Leggiamo  allora un brano del capitolo 9, v. 18-24

     

 

Non sono forse un apostolo?   … ( 9 ,1)

Paolo porta come esempio la sua persona, lui è apostolo e vive totalmente al servizio del Vangelo. Avrebbe il diritto, come fanno gli altri apostoli, di essere mantenuto  dalle comunità cristiane a cui annuncia il Vangelo, avrebbe il diritto perché così è scritto nella Sara Scrittura “nella legge di Mosè infatti sta scritto: non metterai  la museruola al bue che trebbia…” (v. 8).   E anche Gesù “ha disposto che quelli che annunciano il Vangelo vivono del Vangelo” (v.14). Paolo dopo aver rivendicato questo diritto, quello cioè di essere mantenuto dalla comunità, afferma che sia lui e sia  Barnaba “non abbiamo voluto servirci di questo diritto, ma tutto sopportiamo per non mettere ostacoli al Vangelo di Cristo” (v. 12). Questa esperienza di Paolo di sostenersi con il lavoro delle sue mani per annunciare gratuitamente il Vangelo e non essere di peso alle comunità,  l’ha vissuta diverse  altre volte nella vita apostolica, come altre volte invece è stato sostenuto dalle comunità, non quelle a cui annunciava il Vangelo ma altre che aveva evangelizzato e con le quali aveva anche un profondo legame di amicizia, come quella dei Filippesi.
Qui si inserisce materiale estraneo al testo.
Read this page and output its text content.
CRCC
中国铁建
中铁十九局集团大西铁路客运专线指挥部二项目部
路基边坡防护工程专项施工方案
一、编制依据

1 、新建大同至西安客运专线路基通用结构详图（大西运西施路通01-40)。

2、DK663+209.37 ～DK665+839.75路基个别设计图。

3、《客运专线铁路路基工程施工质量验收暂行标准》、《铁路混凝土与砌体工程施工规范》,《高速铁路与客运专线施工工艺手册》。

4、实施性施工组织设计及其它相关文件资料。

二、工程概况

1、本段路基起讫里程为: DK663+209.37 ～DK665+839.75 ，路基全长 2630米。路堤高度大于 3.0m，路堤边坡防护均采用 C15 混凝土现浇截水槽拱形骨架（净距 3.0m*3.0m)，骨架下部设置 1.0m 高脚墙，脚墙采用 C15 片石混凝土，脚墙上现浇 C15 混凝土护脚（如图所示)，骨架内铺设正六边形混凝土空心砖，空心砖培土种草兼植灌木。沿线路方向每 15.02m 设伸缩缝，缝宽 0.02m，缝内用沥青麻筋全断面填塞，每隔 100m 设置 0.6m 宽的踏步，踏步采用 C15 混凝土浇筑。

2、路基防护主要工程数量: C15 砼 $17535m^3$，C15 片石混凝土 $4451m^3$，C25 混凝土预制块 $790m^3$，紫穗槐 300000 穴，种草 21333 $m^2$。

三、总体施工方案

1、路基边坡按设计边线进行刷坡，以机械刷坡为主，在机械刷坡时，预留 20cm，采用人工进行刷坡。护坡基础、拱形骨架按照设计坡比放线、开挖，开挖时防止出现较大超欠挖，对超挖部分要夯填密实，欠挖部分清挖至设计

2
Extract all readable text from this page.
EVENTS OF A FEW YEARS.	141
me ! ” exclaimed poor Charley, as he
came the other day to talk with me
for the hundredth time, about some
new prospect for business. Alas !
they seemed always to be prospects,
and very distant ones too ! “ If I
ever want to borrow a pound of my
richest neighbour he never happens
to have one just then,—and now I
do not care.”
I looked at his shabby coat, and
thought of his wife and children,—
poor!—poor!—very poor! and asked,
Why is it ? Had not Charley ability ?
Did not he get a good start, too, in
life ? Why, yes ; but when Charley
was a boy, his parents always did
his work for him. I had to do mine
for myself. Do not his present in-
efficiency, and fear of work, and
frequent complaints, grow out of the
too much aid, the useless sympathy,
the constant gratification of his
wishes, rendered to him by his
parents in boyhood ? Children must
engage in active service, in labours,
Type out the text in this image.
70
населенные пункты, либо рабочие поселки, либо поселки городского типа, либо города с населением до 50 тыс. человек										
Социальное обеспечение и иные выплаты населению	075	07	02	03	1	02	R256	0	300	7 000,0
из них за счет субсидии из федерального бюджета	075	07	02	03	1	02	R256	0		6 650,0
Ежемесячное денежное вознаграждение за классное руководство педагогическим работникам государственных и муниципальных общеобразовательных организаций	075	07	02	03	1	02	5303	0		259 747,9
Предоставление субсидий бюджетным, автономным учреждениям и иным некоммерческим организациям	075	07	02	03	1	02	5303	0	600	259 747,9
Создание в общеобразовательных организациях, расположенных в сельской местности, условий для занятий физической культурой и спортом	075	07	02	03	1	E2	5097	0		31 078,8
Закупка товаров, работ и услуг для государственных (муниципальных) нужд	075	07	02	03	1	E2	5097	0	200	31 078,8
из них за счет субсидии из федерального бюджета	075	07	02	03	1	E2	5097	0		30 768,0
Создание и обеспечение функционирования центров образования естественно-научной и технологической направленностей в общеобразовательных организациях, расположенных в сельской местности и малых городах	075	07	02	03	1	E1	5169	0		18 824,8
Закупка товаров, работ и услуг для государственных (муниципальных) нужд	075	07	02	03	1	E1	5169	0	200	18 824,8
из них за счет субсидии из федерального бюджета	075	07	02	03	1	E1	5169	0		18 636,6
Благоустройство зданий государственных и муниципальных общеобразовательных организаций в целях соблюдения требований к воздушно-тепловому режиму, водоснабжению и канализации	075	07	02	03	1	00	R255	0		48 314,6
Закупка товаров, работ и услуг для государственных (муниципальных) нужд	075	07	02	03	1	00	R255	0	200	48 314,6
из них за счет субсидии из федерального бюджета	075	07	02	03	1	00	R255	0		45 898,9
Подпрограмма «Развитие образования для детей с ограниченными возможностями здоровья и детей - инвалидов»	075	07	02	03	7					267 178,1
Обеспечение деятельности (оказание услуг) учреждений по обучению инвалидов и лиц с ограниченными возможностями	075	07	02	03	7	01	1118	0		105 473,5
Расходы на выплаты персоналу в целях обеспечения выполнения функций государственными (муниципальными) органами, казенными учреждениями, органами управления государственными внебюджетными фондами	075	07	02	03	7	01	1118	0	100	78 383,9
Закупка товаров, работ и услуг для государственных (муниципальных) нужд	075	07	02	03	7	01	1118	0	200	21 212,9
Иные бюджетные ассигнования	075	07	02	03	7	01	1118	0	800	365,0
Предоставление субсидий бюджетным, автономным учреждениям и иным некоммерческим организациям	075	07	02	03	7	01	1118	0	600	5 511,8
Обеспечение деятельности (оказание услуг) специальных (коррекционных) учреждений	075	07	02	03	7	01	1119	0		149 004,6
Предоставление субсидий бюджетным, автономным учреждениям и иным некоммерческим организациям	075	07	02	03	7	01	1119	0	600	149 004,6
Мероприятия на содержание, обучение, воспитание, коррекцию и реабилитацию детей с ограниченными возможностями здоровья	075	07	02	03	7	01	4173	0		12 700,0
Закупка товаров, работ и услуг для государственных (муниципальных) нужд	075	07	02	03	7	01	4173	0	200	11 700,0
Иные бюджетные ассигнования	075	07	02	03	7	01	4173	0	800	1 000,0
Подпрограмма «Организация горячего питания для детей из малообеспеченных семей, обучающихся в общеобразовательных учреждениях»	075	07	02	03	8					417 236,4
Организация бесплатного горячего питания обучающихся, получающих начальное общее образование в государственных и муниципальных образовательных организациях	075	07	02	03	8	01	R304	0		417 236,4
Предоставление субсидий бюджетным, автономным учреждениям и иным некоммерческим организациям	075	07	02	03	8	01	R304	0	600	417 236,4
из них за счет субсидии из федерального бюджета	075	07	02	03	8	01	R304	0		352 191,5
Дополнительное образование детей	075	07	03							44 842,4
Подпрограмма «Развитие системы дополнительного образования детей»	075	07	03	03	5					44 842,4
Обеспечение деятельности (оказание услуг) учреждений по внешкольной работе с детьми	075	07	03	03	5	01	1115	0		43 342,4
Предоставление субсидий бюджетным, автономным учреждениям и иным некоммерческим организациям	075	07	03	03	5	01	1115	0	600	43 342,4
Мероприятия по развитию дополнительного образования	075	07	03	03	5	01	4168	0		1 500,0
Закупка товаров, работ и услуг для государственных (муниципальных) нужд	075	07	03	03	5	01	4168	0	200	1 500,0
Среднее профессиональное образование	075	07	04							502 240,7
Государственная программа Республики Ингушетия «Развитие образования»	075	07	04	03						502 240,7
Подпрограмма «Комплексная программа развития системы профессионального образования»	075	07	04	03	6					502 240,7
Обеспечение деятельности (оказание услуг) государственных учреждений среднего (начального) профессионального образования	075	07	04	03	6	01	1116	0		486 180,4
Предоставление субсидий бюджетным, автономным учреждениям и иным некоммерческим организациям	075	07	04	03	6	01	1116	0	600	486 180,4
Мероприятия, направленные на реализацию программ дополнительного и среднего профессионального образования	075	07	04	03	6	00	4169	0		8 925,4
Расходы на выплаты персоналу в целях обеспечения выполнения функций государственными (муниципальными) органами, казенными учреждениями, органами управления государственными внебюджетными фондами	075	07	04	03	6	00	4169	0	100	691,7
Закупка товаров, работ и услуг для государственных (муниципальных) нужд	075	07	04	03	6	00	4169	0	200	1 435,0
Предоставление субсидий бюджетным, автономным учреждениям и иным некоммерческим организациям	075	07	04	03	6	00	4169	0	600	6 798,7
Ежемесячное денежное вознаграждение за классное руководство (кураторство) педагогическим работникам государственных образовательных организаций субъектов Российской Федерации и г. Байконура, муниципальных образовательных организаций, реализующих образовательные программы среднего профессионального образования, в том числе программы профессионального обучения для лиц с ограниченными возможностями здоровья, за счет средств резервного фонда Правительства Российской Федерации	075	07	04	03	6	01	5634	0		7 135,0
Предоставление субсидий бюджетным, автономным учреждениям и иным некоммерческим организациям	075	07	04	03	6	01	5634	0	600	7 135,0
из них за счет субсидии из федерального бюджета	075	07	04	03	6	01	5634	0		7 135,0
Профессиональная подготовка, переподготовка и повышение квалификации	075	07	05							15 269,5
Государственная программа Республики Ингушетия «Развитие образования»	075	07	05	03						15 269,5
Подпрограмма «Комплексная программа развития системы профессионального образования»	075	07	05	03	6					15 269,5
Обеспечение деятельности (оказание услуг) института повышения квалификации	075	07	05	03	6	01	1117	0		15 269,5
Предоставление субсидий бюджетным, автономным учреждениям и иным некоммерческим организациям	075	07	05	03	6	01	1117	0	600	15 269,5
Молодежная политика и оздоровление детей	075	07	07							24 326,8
Su questa esperienza di Paolo si è fondata l’esperienza dei preti operai che negli anni 60/70 ha creato molta discussione nel seno della Chiesa. La volontà di farsi servo di tutti “per il Vangelo” (giudeo per i giudei, sotto la legge per quelli che sono sotto la legge, debole con i deboli, tutto per tutti) è davvero lo spirito giusto dell’evangelizzatore e del pastore. La tensione che ha spinto alcuni preti a entrare nelle fabbriche era animata proprio da questo spirito evangelico, cioè entrare in un mondo fondamentalmente ostile  alla Chiesa per comunicare il  Vangelo in una modalità che non fosse quella classica ecclesiale da molti rifiutata. E’ la stessa tensione che ha spinto molti  missionari a fare propri  usi e costumi ed anche la cultura dei popoli o degli ambienti che vogliono evangelizzare. Questo per seminare il messaggio di Gesù evitando che sembrasse  una espressione della cultura occidentale o del mondo ecclesiale. L’ impegno apostolico di Paolo ha fatto si che il cristianesimo si liberasse dai vincoli della pratica della religione  giudaica e si esprimesse attraverso la cultura romano-ellenistica del mondo pagano. Ovviamente quest’impegno trova sempre molti ostacoli nell’ambiente tradizionale, ostacoli che ha trovato anche San Paolo nell’ambiente giudaico cristiano, tanto che da molte comunità non era considerato come  apostolo.

 

Non voglio infatti che ignoriate… “ (v. 10,1)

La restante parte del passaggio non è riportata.